Can we count Walters’ personal promise of lowered availability as evidence? The numbers don’t look so good:

NYT Jul 2008: …despite the billions of dollars the United States has spent battling the cartels, it has hardly made a dent in the cocaine trade. … While seizures are up, so are shipments. According to United States government figures, 1,421 metric tons of cocaine were shipped through Latin America to the United States and Europe last year — 39 percent more than in 2006. And despite massive efforts at eradication, the United Nations estimates that the area devoted to growing coca leaf in the Andes expanded 16 percent last year.

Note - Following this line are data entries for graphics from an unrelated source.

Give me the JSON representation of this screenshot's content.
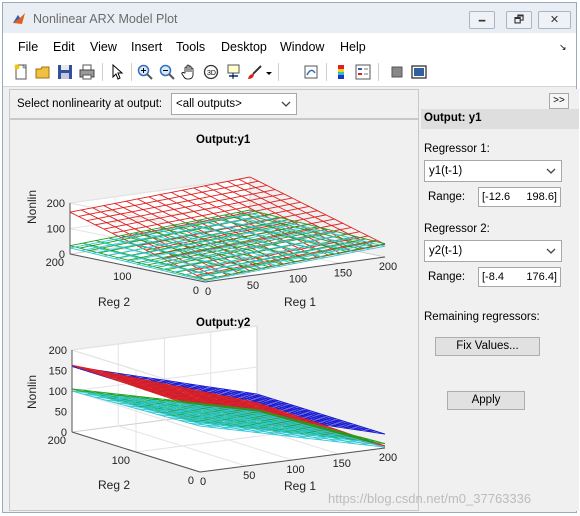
{
  "window": {
    "title": "Nonlinear ARX Model Plot",
    "controls": [
      "🗕",
      "🗗",
      "✕"
    ]
  },
  "menu": {
    "items": [
      "File",
      "Edit",
      "View",
      "Insert",
      "Tools",
      "Desktop",
      "Window",
      "Help"
    ],
    "overflow": "↘"
  },
  "toolbar": {
    "icons": [
      "new-figure-icon",
      "open-file-icon",
      "save-icon",
      "print-icon",
      "pointer-icon",
      "zoom-in-icon",
      "zoom-out-icon",
      "pan-icon",
      "rotate-3d-icon",
      "data-cursor-icon",
      "brush-icon",
      "link-plot-icon",
      "colorbar-icon",
      "legend-icon",
      "hide-plot-tools-icon",
      "show-plot-tools-icon"
    ]
  },
  "selector": {
    "label": "Select nonlinearity at output:",
    "value": "<all outputs>"
  },
  "plots": [
    {
      "title": "Output:y1",
      "zlabel": "Nonlin",
      "xlabel": "Reg 1",
      "ylabel": "Reg 2",
      "zticks": [
        "200",
        "100",
        "0"
      ],
      "xticks": [
        "0",
        "50",
        "100",
        "150",
        "200"
      ],
      "yticks": [
        "0",
        "100",
        "200"
      ]
    },
    {
      "title": "Output:y2",
      "zlabel": "Nonlin",
      "xlabel": "Reg 1",
      "ylabel": "Reg 2",
      "zticks": [
        "200",
        "150",
        "100",
        "50",
        "0"
      ],
      "xticks": [
        "0",
        "50",
        "100",
        "150",
        "200"
      ],
      "yticks": [
        "0",
        "100",
        "200"
      ]
    }
  ],
  "side": {
    "header": "Output: y1",
    "expand": ">>",
    "reg1": {
      "label": "Regressor 1:",
      "value": "y1(t-1)",
      "range_label": "Range:",
      "range_lo": "[-12.6",
      "range_hi": "198.6]"
    },
    "reg2": {
      "label": "Regressor 2:",
      "value": "y2(t-1)",
      "range_label": "Range:",
      "range_lo": "[-8.4",
      "range_hi": "176.4]"
    },
    "remaining": "Remaining regressors:",
    "fix_values": "Fix Values...",
    "apply": "Apply"
  },
  "watermark": "https://blog.csdn.net/m0_37763336",
  "colors": {
    "mesh_red": "#e02020",
    "mesh_green": "#20a020",
    "mesh_cyan": "#30c8d8",
    "mesh_blue": "#1818d0"
  }
}
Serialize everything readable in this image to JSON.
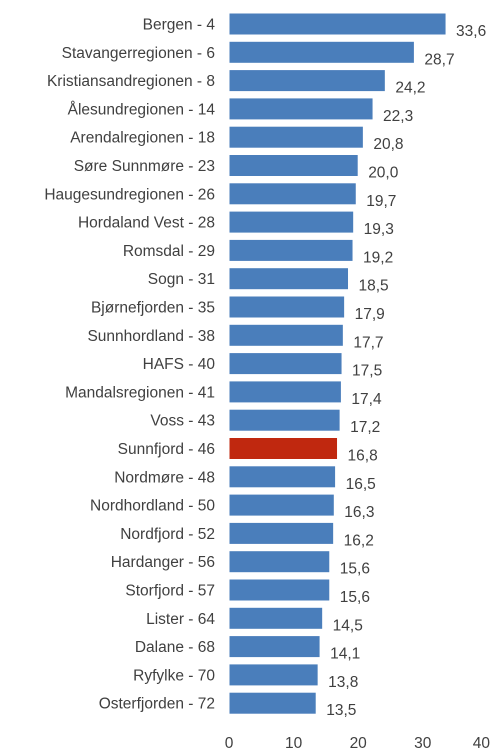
{
  "chart_data": {
    "type": "bar",
    "orientation": "horizontal",
    "title": "",
    "xlabel": "",
    "ylabel": "",
    "categories": [
      "Bergen - 4",
      "Stavangerregionen - 6",
      "Kristiansandregionen - 8",
      "Ålesundregionen - 14",
      "Arendalregionen - 18",
      "Søre Sunnmøre - 23",
      "Haugesundregionen - 26",
      "Hordaland Vest - 28",
      "Romsdal - 29",
      "Sogn - 31",
      "Bjørnefjorden - 35",
      "Sunnhordland - 38",
      "HAFS - 40",
      "Mandalsregionen - 41",
      "Voss - 43",
      "Sunnfjord - 46",
      "Nordmøre - 48",
      "Nordhordland - 50",
      "Nordfjord - 52",
      "Hardanger - 56",
      "Storfjord - 57",
      "Lister - 64",
      "Dalane - 68",
      "Ryfylke - 70",
      "Osterfjorden - 72"
    ],
    "values": [
      33.6,
      28.7,
      24.2,
      22.3,
      20.8,
      20.0,
      19.7,
      19.3,
      19.2,
      18.5,
      17.9,
      17.7,
      17.5,
      17.4,
      17.2,
      16.8,
      16.5,
      16.3,
      16.2,
      15.6,
      15.6,
      14.5,
      14.1,
      13.8,
      13.5
    ],
    "value_labels": [
      "33,6",
      "28,7",
      "24,2",
      "22,3",
      "20,8",
      "20,0",
      "19,7",
      "19,3",
      "19,2",
      "18,5",
      "17,9",
      "17,7",
      "17,5",
      "17,4",
      "17,2",
      "16,8",
      "16,5",
      "16,3",
      "16,2",
      "15,6",
      "15,6",
      "14,5",
      "14,1",
      "13,8",
      "13,5"
    ],
    "highlight_index": 15,
    "colors": {
      "bar": "#4a7ebb",
      "highlight": "#c0280f",
      "bar_edge": "#ffffff"
    },
    "xlim": [
      0,
      40
    ],
    "xticks": [
      0,
      10,
      20,
      30,
      40
    ],
    "grid": false,
    "legend": "none"
  }
}
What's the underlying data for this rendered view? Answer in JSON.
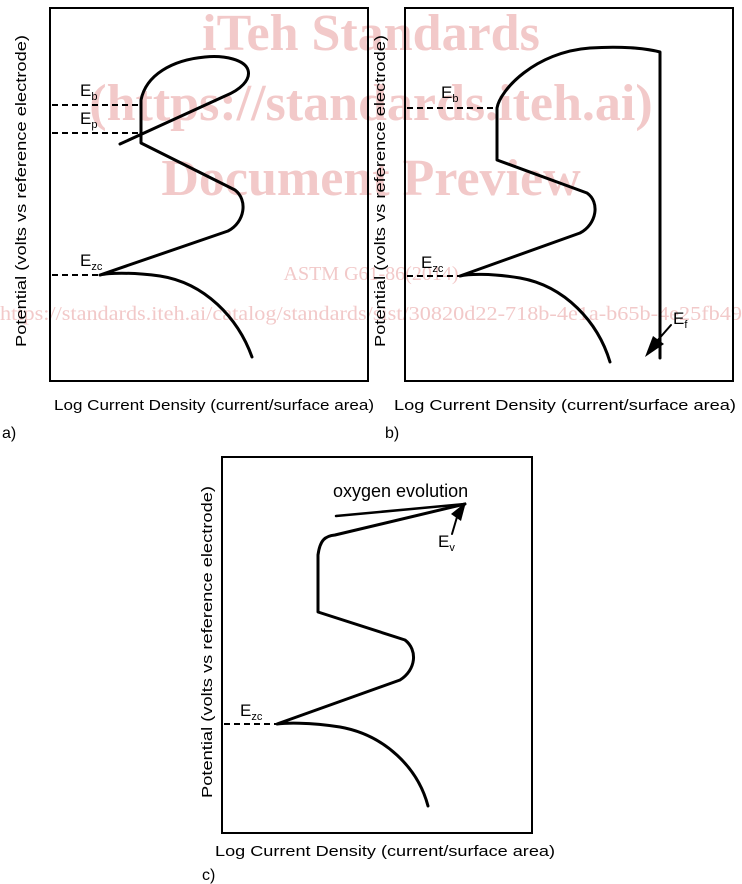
{
  "watermark": {
    "line1": "iTeh Standards",
    "line2": "(https://standards.iteh.ai)",
    "line3": "Document Preview",
    "line4": "ASTM G61-86(2014)",
    "line5": "https://standards.iteh.ai/catalog/standards/sist/30820d22-718b-4e1a-b65b-4e25fb49"
  },
  "panels": [
    {
      "letter": "a)",
      "xlabel": "Log Current Density (current/surface area)",
      "ylabel": "Potential (volts vs reference electrode)",
      "labels": {
        "eb": "E",
        "eb_sub": "b",
        "ep": "E",
        "ep_sub": "p",
        "ezc": "E",
        "ezc_sub": "zc"
      }
    },
    {
      "letter": "b)",
      "xlabel": "Log Current Density (current/surface area)",
      "ylabel": "Potential (volts vs reference electrode)",
      "labels": {
        "eb": "E",
        "eb_sub": "b",
        "ezc": "E",
        "ezc_sub": "zc",
        "ef": "E",
        "ef_sub": "f"
      }
    },
    {
      "letter": "c)",
      "xlabel": "Log Current Density (current/surface area)",
      "ylabel": "Potential (volts vs reference electrode)",
      "annotation": "oxygen evolution",
      "labels": {
        "ev": "E",
        "ev_sub": "v",
        "ezc": "E",
        "ezc_sub": "zc"
      }
    }
  ]
}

So those were Walters facts, now we get to the fallacies!

It is hard to imagine an aspect of American life that would be enriched by millions of new cocaine, heroin or marijuana users.

So any reforms away from the status quo would necessarily guarantee millions of new users of every drug? Does evidence support this? Here’s contrary common sense: Before the prohibition of cannabis in 1937 and the Nixon’s ramp up in 1969, American society seemed to function just fine; we won wars, we worked to put men on the moon, all while drugs were more mildy prohibited.

Walters: …we know what works, and that is moral seriousness.

Is this “seriousness” scientifically rigorous? If it has worked for over a decade, shouldn’t we be about done with drugs instead of barely staying above water?

Driving down the availability of dangerous drugs requires all the skills of agencies such as the DEA and local law enforcement.

Is this because Walters say so? If the availability of all dangerous drugs is trending downward, why do we pay more every year to fight them?

Hopefully when [Obama] makes his first decisions he will think about Rev. McCain, Judge Norman and Ms. Brady, and how much less effective their work would be in isolation.

Why would their work be in isolation? No one in the reform community is calling for the removal of programs with positive effective outcomes.

What many reform-desiring individuals like myself are seeking is rational public debate with, and among, our public servants; honest acknowledgements of scientific evidence; consideration of alternative approaches; reconsideration of polices that have traded great harm for minimal, if any, measurable gains; willingness to experiment with policies of other nations that have lower drug use and societal harm.

This “moral seriousness” is expensive and is spinning its wheels.